L’herbier au service des scientifiques
Si l’on observe régulièrement de nouvelles plantes dans le canton (les néophytes), il est important de scruter les espèces en voie de disparition à la loupe et de les étudier grâce à l’herbier vaudois, comme la saxifrage dorée (Saxifraga hirculus) dont la dernière station de Suisse se trouve dans le Jura vaudois. «L’espèce a fortement régressé durant le dernier siècle à la suite de l’assèchement des marais par l’homme. Notre institution, sous mandat de la Direction générale de l’environnement, s’occupe de la multiplication de cette espèce dans nos jardins botaniques de Lausanne et de Pont-de-Nant et participe aux réintroductions».
L’herbier vaudois bientôt sous nos doigts
Fragile, précieux, d’une valeur scientifique inestimable, l’herbier vaudois reste cloîtré : «Sa consultation est limitée au strict minimum, car chaque manipulation peut entraîner des détériorations sur des spécimens fragiles, explique Patrice Descombes.
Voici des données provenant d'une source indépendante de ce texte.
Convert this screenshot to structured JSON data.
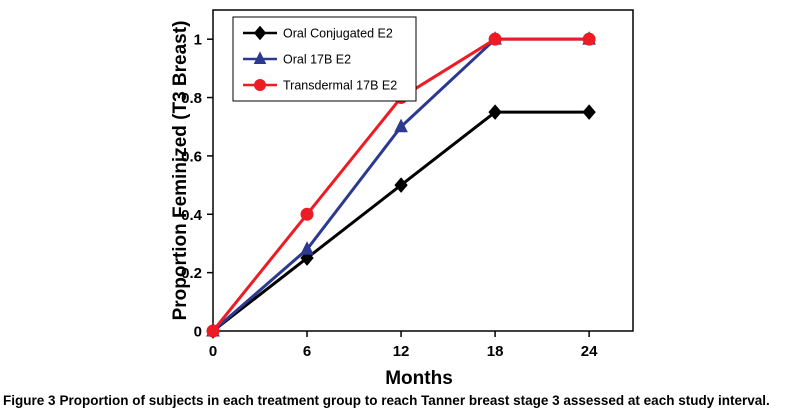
{
  "figure": {
    "caption_label": "Figure 3",
    "caption_text": "Proportion of subjects in each treatment group to reach Tanner breast stage 3 assessed at each study interval."
  },
  "chart_data": {
    "type": "line",
    "x": [
      0,
      6,
      12,
      18,
      24
    ],
    "series": [
      {
        "name": "Oral Conjugated E2",
        "values": [
          0,
          0.25,
          0.5,
          0.75,
          0.75
        ],
        "color": "#000000",
        "marker": "diamond"
      },
      {
        "name": "Oral 17B E2",
        "values": [
          0,
          0.28,
          0.7,
          1,
          1
        ],
        "color": "#2B3990",
        "marker": "triangle"
      },
      {
        "name": "Transdermal 17B E2",
        "values": [
          0,
          0.4,
          0.8,
          1,
          1
        ],
        "color": "#ED1C24",
        "marker": "circle"
      }
    ],
    "title": "",
    "xlabel": "Months",
    "ylabel": "Proportion Feminized (T3 Breast)",
    "xticks": [
      0,
      6,
      12,
      18,
      24
    ],
    "yticks": [
      0,
      0.2,
      0.4,
      0.6,
      0.8,
      1
    ],
    "xlim": [
      0,
      26.8
    ],
    "ylim": [
      0,
      1.1
    ],
    "grid": false,
    "legend_position": "top-left",
    "colors": {
      "axis": "#000000",
      "plot_border": "#000000",
      "background": "#ffffff"
    }
  }
}
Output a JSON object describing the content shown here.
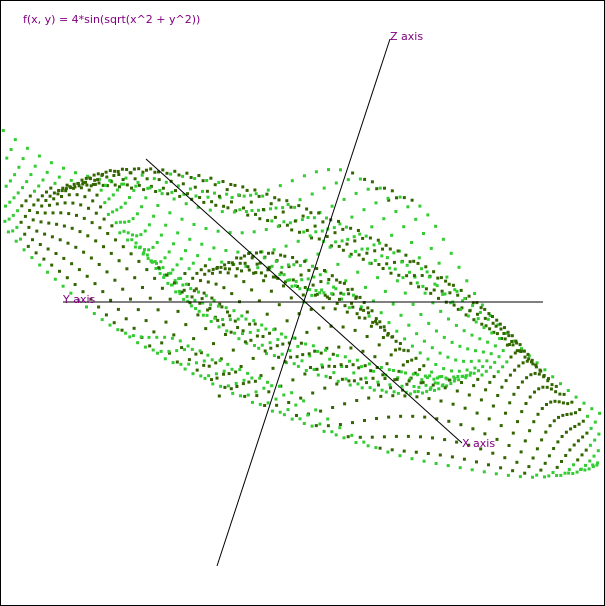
{
  "window": {
    "function_title": "f(x, y) = 4*sin(sqrt(x^2 + y^2))"
  },
  "axes": {
    "x_label": "X axis",
    "y_label": "Y axis",
    "z_label": "Z axis"
  },
  "colors": {
    "label": "#800080",
    "axis_line": "#000000",
    "frame": "#000000",
    "surface_front": "#33cc33",
    "surface_back": "#336600"
  },
  "chart_data": {
    "type": "scatter",
    "function": "4*sin(sqrt(x^2 + y^2))",
    "xlabel": "X axis",
    "ylabel": "Y axis",
    "zlabel": "Z axis",
    "grid": false
  }
}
C’est pourquoi la numérisation de ce type de collections est très importante».
Entièrement photographié en 2018, il sera bientôt accessible au public et à la communauté scientifique via une plateforme de consultation. Une très bonne nouvelle pour Patrice Descombes à qui l’herbier vaudois inspire respect et fascination : «Notre mission est de rendre accessibles à nos contemporaines et contemporains les découvertes et la passion de celles et ceux qui nous ont précédés, tout comme leur goût pour l’aventure . (EB)
Les Musée et Jardins botaniques cantonaux
Institution publique regroupant le Musée botanique et le Jardin botanique de Lausanne (MJBC) situés à Montriond, ainsi que le Jardin alpin de Pont-de-Nant, La Thomasia, et s’appuyant sur quatre missions: conserver, acquérir, étudier et valoriser le patrimoine scientifique, culturel et naturel botanique dont elle est dépositaire, qu’il soit muséal (objets botaniques, herbiers de plantes séchées, herbiers peints, ouvrages récents et anciens de botanique, iconographie et archives botaniques vaudoises) ou vivant (plantes alpines, médicinales, carnivores, espèces rares et menacées du canton de Vaud). Plus de 4000 espèces sont cultivées au Jardin botanique de Lausanne et quelque 3000 au Jardin alpin de Pont-de-Nant.
Le 1er janvier 2023, les MJBC s’uniront au Musée cantonal de géologie et au Musée cantonal de zoologie pour former le nouveau Muséum cantonal des sciences naturelles, dirigé par Nadir Alvarez. Le Muséum tirera parti d’une présence sur plusieurs sites et catalysera les synergies entre les trois disciplines de l’histoire naturelle dans les domaines de la recherche scientifique, de l’enrichissement et la conservation ainsi que de l’interprétation et l’exposition de ses collections.
Une nouvelle série dans La Gazette
La Gazette veut s’aventurer régulièrement dans les entrailles de nos institutions patrimoniales cantonales à la découverte d’œuvres ou d’objets inaccessibles au public. Trop fragiles, monumentaux ou simplement entreposés dans les réserves en attendant de revenir sous le feu des projecteurs, ils sont des témoins de la richesse de notre patrimoine. Dans une prochaine édition, on s’intéressera à un cube de roche bien particulier, dans les sous-sols du Musée de géologie.